About 30,000 have signed up on the event's website to attend the march and rally and oppose what they call excessive government spending, says Adam Brandon, spokesman for FreedomWorks, a group that supports lower taxes and less government. Former House majority leader, Republican Dick Armey, is the organization's chairman.
More may show, Brandon says, and at least 450 tour buses will bring protesters from around the country.
Both the U.S. Capitol Police and the U.S. Park Police say they're boosting staffing for the event. They decline to provide crowd estimates.
"We're expecting a pretty big crowd," says Sgt. David Schlosser, U.S. Park Police spokesman, adding that he believes the event will be comparable to "the majority of our First Amendment activities, which we do on a routine basis."
FreedomWorks planned the rally, but many groups are participating, including the National Taxpayers Union and Tea Party Patriots. The event has caught fire online via e-mail campaigns and on social networking sites such as Facebook.
Protesters' concerns include health care, the economic stimulus, car company bailouts and the climate change bill, says Matt Kibbe, president of FreedomWorks.
"People are telling me two things: 'I've never done this before,' and 'I've never even talked to my congressman, but I have to show up because our government is out of control,' " Kibbe says.
Ilyse Hogue, spokeswoman for the liberal network MoveOn.org, calls the protesters "an extremely vocal minority" who resort to shouting people down instead of engaging in reasonable debate.
"They are completely out of step with where the majority of people in this country want to go," she adds. "Instead of shouting down elected representatives and their fellow citizens who have ideas about how to move forward, they should probably get in the discussion about what we can do to solve the health care crisis, the economic crisis and the energy crisis."

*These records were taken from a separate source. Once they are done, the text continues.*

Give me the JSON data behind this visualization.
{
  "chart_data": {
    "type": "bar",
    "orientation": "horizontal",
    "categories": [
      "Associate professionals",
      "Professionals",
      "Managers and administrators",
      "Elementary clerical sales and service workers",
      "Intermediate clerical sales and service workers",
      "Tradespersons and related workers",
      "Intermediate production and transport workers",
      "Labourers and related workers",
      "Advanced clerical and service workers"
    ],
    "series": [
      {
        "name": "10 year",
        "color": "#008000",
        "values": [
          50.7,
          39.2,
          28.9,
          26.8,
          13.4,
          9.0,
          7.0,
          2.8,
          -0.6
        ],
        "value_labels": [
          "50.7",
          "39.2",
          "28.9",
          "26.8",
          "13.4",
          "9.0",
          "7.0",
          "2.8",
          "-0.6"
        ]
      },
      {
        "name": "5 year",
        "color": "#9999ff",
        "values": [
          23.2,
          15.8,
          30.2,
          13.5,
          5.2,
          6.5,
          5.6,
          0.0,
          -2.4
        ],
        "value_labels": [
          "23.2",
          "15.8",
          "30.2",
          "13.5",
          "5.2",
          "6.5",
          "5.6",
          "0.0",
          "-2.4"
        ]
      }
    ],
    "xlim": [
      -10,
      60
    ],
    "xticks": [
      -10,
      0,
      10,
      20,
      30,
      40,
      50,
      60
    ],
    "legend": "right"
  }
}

Conservative talk show host Glenn Beck has encouraged people to participate and will broadcast live Saturday from Washington. Mark Williams, another conservative talk show host, is riding the Tea Party Express, a 34-city, 7,000-mile bus tour that began in Sacramento on Aug. 28 and ends in the capital Saturday.
When the Tea Party Patriots held their first nationwide rally in February, organizers said 30,000 people showed. Over the summer, the movement gained momentum with the town hall health care meetings that were punctuated by passionate outbursts over what protesters call "Obama care."
Saturday's rally will mark another step in the movement's growth, Brandon says. "This will be the largest gathering of fiscal conservatives that we've ever had in the nation's capital," he says.